Acórdão nº 2998.14.2TTLSB.L1-4 de Court of Appeal of Lisbon (Portugal), 04 de Novembro de 2015

Magistrado ResponsávelLEOPOLDO SOARES
Data da Resolução04 de Novembro de 2015
EmissorCourt of Appeal of Lisbon (Portugal)

Decisão Texto Parcial:

Acordam do Tribunal da Relação de Lisboa: I-RELATÓRIO: AA instaurou[1] acção de impugnação judicial da regularidade e ilicitude do despedimento contra BB, SL.

Apresentou o competente formulário.

Realizou-se audiência de partes.

[2][3] A entidade patronal veio motivar o despedimento.

[4] Invocou a excepção de caducidade da acção pelo decurso do prazo de vinte dias para o Autor a instaurar.

Entende que a legislação aplicável ao contrato de trabalho celebrado pelas partes é a lei espanhola, por tal ter sido estabelecido expressamente no contrato.

Assim, deve considerar-se o prazo de caducidade de vinte dias úteis definido no artigo 59.º, n.º 3 Estatuto dos Trabalhadores.

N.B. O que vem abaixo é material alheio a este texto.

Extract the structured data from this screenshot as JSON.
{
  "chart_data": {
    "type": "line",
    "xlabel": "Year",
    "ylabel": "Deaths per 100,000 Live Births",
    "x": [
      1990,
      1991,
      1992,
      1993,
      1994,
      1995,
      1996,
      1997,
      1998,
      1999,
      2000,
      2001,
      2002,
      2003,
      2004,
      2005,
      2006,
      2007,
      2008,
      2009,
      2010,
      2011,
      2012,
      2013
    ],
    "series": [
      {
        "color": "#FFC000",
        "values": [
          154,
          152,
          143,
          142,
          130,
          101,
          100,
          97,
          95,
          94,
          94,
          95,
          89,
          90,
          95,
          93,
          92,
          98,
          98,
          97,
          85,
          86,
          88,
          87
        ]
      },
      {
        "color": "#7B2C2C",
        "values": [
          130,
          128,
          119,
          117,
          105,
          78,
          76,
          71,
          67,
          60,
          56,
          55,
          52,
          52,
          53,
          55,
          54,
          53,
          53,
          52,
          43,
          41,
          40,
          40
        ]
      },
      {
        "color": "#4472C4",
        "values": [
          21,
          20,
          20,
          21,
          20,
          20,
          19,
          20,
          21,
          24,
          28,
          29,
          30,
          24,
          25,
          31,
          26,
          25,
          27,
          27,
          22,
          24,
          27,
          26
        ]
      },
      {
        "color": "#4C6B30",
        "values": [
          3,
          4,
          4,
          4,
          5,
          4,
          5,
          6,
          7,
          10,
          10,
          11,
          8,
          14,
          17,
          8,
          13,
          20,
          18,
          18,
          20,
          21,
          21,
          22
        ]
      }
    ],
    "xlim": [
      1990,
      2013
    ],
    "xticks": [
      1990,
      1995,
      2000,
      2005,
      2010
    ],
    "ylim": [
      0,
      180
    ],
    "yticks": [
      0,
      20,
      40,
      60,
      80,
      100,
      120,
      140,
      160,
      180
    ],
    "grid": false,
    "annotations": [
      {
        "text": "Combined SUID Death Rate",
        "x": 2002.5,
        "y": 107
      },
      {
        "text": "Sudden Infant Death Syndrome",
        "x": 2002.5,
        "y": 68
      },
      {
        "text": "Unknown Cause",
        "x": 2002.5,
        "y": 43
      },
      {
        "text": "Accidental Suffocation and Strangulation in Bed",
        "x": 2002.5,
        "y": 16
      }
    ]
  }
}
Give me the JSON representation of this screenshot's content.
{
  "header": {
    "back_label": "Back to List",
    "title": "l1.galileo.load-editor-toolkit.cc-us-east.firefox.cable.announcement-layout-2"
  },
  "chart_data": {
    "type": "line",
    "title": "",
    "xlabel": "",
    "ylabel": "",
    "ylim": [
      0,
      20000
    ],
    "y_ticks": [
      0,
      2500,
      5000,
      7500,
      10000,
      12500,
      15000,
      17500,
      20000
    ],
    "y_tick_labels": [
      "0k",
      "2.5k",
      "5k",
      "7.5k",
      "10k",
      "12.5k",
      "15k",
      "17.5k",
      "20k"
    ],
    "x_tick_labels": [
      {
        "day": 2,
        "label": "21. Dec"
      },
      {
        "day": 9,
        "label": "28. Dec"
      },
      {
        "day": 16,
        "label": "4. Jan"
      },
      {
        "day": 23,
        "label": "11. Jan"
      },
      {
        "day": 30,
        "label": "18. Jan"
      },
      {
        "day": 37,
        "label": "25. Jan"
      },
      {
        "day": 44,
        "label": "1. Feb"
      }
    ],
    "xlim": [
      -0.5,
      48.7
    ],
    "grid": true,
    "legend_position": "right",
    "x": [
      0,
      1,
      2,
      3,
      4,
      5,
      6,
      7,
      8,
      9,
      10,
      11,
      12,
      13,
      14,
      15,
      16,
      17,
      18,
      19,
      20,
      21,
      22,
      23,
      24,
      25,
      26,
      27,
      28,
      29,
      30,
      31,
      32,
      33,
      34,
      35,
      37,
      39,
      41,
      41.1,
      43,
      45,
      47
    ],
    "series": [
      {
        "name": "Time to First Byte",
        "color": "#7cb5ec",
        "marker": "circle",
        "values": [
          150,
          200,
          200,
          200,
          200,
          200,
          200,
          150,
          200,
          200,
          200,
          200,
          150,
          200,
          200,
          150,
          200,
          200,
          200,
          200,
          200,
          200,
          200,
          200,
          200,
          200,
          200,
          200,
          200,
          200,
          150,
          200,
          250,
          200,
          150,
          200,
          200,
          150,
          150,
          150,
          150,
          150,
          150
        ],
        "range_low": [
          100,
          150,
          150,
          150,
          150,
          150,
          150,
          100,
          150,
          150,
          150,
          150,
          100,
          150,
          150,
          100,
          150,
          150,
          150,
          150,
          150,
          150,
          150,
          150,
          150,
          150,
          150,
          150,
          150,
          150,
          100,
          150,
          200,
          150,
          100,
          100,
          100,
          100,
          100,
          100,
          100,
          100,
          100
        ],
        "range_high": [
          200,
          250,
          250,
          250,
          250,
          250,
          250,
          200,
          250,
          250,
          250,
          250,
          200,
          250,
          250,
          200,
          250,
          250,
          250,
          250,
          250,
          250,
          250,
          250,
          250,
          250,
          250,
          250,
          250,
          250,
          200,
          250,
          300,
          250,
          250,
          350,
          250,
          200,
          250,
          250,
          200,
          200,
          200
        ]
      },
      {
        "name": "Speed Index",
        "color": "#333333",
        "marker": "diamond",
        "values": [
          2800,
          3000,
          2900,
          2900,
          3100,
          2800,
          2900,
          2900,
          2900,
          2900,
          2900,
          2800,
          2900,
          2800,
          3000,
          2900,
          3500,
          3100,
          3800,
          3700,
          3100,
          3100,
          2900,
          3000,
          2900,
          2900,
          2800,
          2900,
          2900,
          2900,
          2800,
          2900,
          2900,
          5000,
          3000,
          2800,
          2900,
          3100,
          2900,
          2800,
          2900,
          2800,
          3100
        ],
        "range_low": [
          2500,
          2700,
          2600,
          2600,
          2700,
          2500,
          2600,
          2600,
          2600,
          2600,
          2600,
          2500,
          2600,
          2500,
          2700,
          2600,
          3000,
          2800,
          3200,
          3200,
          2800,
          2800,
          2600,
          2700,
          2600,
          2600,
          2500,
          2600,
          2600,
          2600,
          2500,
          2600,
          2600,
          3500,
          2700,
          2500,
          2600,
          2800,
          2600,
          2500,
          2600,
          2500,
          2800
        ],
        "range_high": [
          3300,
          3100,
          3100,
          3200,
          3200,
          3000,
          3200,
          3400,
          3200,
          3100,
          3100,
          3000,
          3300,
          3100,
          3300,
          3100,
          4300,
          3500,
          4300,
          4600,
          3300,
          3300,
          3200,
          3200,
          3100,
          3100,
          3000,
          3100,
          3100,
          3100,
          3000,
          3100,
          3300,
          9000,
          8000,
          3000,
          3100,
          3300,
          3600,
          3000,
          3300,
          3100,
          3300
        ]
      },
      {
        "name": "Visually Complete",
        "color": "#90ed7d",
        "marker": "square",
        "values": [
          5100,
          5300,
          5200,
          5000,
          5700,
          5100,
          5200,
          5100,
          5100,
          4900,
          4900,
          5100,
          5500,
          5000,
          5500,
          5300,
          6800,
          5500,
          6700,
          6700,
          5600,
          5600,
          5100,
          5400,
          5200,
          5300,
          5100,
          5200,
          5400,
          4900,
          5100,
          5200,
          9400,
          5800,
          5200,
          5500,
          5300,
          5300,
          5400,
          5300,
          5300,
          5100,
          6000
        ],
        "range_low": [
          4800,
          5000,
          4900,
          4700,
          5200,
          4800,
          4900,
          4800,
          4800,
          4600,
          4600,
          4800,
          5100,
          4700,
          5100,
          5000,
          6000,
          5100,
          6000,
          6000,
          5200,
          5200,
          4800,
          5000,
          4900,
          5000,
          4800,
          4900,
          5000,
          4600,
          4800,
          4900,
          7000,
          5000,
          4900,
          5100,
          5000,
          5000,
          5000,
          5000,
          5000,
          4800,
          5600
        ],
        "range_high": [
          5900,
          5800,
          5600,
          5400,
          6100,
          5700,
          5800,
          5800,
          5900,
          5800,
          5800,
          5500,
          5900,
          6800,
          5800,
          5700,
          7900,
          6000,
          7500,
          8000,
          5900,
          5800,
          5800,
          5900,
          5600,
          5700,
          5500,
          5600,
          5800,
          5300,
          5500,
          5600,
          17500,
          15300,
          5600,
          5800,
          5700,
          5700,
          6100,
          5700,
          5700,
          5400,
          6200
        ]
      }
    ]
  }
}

Sustenta , pois, a sua absolvição da instância com base na caducidade ou então que se declare a regularidade e licitude do despedimento.

O Autor contestou.

[5] Pugna pela improcedência da invocada caducidade.

Alega que, por um lado, não negociou qualquer cláusula contratual e, por outro , a aludida cláusula não pode anular a aplicabilidade da lei portuguesa, em virtude de não ter sido reconhecida ou publicada na nossa ordem jurídica interna.

Mais afasta a aplicação, no caso, do artigo 42.º do Código Civil, alegando que o referido preceito legal não dispõe sobre matéria laboral.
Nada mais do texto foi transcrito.